8.1.1 Verhuur om niet/ingebruikgeving

Er kan worden gekozen om gemeentelijke gronden om niet in gebruik te geven. Dit kan het geval zijn bij geveltuinen, plantsoenen en of weidegronden. De gemeente maakt in deze gevallen minder onderhoudskosten.

 

8.1.2 Huur standplaatsen

Per 1 juni 2018 is er door de gemeenteraad een nieuw Standplaatsenbeleid vastgesteld, met als gevolg dat per 1 januari 2019 het precariostelsel voor standplaatsen wordt opgeheven en er voortaan een huurprijs per jaar wordt afgesproken per standplaats. Nieuwe huurcontracten worden voor een periode van 5 jaar afgegeven. In de vigerende Nota Standplaatsenbeleid 2017 worden de prijzen genoemd voor de verschillende typen standplaatsen.
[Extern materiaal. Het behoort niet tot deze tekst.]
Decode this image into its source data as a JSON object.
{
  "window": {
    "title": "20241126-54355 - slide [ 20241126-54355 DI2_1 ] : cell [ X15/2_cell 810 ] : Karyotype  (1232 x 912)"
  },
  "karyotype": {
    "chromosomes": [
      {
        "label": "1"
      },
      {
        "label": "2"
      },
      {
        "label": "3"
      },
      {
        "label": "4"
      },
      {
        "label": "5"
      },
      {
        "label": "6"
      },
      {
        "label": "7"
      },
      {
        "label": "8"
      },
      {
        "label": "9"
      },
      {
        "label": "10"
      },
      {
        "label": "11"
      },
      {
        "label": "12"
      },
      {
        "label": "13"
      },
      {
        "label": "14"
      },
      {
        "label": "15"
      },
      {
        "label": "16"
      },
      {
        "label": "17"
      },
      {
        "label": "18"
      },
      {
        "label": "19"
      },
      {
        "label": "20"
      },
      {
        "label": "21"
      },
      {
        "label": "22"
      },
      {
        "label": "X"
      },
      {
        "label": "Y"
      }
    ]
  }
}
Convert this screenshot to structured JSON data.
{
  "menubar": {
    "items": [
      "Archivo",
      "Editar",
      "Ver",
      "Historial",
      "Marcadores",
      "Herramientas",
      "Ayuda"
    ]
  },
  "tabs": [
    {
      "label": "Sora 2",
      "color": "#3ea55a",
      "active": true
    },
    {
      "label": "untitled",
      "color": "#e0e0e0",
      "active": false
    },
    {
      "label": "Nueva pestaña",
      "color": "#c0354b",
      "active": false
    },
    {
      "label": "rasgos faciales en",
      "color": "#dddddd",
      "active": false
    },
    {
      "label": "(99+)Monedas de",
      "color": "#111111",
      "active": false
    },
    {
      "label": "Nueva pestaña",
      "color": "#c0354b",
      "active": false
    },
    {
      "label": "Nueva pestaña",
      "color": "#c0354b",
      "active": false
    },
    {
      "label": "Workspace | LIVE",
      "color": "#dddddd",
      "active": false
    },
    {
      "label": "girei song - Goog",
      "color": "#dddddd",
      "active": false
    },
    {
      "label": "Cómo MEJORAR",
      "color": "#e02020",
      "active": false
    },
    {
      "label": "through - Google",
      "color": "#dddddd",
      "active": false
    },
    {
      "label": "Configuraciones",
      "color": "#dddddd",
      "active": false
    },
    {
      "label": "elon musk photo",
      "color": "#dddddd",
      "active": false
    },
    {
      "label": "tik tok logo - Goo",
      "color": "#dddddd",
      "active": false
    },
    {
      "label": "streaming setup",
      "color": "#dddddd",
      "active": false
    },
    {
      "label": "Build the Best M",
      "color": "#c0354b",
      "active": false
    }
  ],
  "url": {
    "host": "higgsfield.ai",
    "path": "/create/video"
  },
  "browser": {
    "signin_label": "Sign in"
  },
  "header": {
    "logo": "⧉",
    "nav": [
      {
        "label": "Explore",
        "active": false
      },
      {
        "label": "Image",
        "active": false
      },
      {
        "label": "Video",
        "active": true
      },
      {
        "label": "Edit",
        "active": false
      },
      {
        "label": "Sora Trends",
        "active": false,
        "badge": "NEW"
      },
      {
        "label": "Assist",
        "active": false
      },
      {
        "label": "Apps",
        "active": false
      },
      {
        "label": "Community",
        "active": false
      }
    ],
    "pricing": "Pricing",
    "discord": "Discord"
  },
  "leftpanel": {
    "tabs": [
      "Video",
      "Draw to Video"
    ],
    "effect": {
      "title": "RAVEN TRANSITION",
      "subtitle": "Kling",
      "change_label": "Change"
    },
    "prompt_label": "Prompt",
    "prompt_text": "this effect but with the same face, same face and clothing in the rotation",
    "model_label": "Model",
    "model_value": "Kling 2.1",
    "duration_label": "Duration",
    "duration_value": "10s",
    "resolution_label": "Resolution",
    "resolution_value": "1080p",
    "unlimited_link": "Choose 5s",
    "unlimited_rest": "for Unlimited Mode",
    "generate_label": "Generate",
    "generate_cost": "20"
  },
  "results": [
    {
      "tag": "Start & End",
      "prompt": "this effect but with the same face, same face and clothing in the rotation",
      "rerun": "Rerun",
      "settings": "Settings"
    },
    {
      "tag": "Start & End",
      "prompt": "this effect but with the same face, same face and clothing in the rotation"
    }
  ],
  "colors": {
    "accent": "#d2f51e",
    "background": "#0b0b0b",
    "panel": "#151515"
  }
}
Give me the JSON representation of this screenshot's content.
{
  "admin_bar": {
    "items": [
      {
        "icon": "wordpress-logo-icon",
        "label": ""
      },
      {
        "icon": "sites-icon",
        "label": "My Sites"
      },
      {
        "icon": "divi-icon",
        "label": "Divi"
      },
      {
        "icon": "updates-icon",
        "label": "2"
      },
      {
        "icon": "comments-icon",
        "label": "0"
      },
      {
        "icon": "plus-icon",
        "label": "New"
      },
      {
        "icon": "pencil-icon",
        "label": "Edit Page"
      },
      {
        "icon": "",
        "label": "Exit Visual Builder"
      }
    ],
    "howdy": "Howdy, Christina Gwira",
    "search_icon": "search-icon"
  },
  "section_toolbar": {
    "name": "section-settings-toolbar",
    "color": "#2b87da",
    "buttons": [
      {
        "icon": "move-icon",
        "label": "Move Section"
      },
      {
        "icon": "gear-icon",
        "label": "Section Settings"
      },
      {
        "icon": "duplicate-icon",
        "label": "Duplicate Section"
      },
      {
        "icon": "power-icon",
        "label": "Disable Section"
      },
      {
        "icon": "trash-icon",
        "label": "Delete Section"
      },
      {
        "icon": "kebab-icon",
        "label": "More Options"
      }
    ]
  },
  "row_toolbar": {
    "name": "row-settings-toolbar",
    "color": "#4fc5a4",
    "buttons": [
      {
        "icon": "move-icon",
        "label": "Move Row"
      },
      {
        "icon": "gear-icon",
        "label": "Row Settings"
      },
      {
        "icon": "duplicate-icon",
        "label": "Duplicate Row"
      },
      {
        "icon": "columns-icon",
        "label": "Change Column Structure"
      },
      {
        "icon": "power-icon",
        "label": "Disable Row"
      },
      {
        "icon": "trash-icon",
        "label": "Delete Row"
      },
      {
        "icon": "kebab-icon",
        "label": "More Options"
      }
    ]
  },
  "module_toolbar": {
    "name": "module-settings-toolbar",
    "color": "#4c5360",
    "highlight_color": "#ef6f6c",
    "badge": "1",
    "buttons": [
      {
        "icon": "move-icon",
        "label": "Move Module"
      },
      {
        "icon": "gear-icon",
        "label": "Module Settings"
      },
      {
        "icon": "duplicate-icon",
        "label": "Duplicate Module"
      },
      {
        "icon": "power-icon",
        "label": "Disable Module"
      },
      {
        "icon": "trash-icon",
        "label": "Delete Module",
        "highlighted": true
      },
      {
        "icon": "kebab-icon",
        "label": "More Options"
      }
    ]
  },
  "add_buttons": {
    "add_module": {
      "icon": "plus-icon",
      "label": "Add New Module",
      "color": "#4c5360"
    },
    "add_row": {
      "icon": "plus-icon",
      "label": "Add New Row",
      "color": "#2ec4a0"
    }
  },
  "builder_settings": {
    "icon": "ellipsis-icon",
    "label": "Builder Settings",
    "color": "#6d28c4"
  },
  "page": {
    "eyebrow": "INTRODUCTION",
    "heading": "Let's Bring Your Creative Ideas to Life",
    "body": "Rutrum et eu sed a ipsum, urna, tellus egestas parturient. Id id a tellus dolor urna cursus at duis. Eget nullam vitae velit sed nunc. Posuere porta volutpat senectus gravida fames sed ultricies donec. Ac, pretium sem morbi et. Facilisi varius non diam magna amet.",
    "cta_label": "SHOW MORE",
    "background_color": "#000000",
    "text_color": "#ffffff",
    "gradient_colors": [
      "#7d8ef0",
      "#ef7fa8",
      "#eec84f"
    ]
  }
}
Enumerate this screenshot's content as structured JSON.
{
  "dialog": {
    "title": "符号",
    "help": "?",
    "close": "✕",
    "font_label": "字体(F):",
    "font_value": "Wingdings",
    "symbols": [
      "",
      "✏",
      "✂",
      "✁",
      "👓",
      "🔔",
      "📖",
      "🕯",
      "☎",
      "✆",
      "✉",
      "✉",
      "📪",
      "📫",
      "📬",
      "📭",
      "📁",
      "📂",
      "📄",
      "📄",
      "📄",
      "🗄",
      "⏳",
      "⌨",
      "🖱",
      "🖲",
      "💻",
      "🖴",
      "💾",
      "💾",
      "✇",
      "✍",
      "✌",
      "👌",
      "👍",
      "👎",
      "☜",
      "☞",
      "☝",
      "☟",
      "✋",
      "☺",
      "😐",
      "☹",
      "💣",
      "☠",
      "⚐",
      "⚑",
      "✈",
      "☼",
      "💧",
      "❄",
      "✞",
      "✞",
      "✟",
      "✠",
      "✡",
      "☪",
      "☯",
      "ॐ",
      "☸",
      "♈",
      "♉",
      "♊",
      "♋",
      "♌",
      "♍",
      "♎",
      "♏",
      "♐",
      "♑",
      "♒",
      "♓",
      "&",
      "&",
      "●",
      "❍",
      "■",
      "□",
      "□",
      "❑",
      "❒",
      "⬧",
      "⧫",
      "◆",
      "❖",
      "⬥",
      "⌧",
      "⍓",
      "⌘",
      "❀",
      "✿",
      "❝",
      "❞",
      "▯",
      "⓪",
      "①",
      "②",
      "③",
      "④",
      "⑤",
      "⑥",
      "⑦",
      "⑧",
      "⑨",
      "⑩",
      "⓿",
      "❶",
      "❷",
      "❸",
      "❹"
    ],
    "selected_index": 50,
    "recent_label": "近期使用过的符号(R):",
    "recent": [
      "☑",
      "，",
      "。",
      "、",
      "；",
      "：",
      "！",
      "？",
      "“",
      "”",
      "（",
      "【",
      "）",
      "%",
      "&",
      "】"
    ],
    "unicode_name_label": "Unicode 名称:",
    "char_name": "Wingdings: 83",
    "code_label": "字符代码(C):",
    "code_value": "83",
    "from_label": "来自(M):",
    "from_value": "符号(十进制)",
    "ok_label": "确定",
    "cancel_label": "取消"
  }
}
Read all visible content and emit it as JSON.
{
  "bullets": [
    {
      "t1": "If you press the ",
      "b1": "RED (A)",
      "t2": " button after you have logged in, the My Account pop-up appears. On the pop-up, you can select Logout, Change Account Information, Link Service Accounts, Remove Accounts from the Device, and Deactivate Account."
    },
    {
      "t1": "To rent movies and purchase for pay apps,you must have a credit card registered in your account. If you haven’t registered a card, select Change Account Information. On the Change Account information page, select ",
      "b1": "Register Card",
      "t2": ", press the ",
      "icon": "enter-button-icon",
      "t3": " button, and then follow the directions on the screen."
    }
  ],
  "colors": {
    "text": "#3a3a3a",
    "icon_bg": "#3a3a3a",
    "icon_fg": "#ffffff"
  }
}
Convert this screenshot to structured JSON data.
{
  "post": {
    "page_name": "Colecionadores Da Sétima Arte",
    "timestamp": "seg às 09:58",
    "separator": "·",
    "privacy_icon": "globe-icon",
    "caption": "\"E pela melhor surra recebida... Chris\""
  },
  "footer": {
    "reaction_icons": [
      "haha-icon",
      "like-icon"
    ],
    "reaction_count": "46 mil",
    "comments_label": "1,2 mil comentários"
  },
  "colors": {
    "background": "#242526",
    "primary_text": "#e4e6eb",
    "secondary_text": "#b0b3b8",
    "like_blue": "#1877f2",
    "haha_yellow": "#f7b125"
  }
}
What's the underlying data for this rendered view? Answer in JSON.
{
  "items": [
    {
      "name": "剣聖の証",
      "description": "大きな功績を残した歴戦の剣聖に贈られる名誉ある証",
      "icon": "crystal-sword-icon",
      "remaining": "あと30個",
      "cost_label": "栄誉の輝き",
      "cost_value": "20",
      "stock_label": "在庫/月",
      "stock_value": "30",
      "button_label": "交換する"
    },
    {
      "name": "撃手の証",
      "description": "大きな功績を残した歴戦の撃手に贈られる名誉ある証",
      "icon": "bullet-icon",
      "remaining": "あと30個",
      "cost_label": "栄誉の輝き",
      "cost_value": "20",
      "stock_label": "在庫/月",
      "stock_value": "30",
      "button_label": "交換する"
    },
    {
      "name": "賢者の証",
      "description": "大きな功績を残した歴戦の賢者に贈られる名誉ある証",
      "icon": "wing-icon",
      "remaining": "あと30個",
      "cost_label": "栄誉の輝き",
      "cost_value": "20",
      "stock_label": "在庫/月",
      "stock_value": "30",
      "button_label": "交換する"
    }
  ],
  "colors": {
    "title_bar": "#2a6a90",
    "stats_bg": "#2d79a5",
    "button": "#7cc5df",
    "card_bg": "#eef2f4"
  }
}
De huurprijzen voor standplaatsen betreffen € 8,34 per 10 m² (prijspeil 1-1-2020) voor de locatie Diemerplein (exclusief de woensdag) en € 4,22 per 10 m² (prijspeil 1-1-2019) voor de overige locaties (inclusief de woensdag op het Diemerplein). Deze huurprijzen worden jaarlijks geïndexeerd conform de CPI van het CBS.

 

8.1.3 Verhuur ligplaatsen

In het Verbindingskanaal, gelegen in de wijk Plantage de Sniep, verhuurt de gemeente haar grond (water) ten behoeve van het aanleggen van vaartuigen, zogenoemde ligplaatsen. De huurprijs bedraagt voor een ligplaats met een lengte van 6,25 m € 409 per jaar (prijspeil 1-1-2021, incl. btw) en voor een lengte van 7,25 m is dat € 475,34 per jaar (prijspeil 1-1-2021, incl. btw). Deze huurprijs wordt jaarlijks geïndexeerd conform de CPI van het CBS.

 

8.2 Recht van opstal

Het recht van opstal is een instrument welke geschikt is in de situatie dat een partij over een langere periode wil gebruik maken van een perceel grond. Deze constructie wordt toegepast in de situatie waarin het voor de gemeente wenselijk is om het betreffende perceel in eigendom te houden, maar waarbij de gemeente geen belang heeft bij het onderhoud ervan.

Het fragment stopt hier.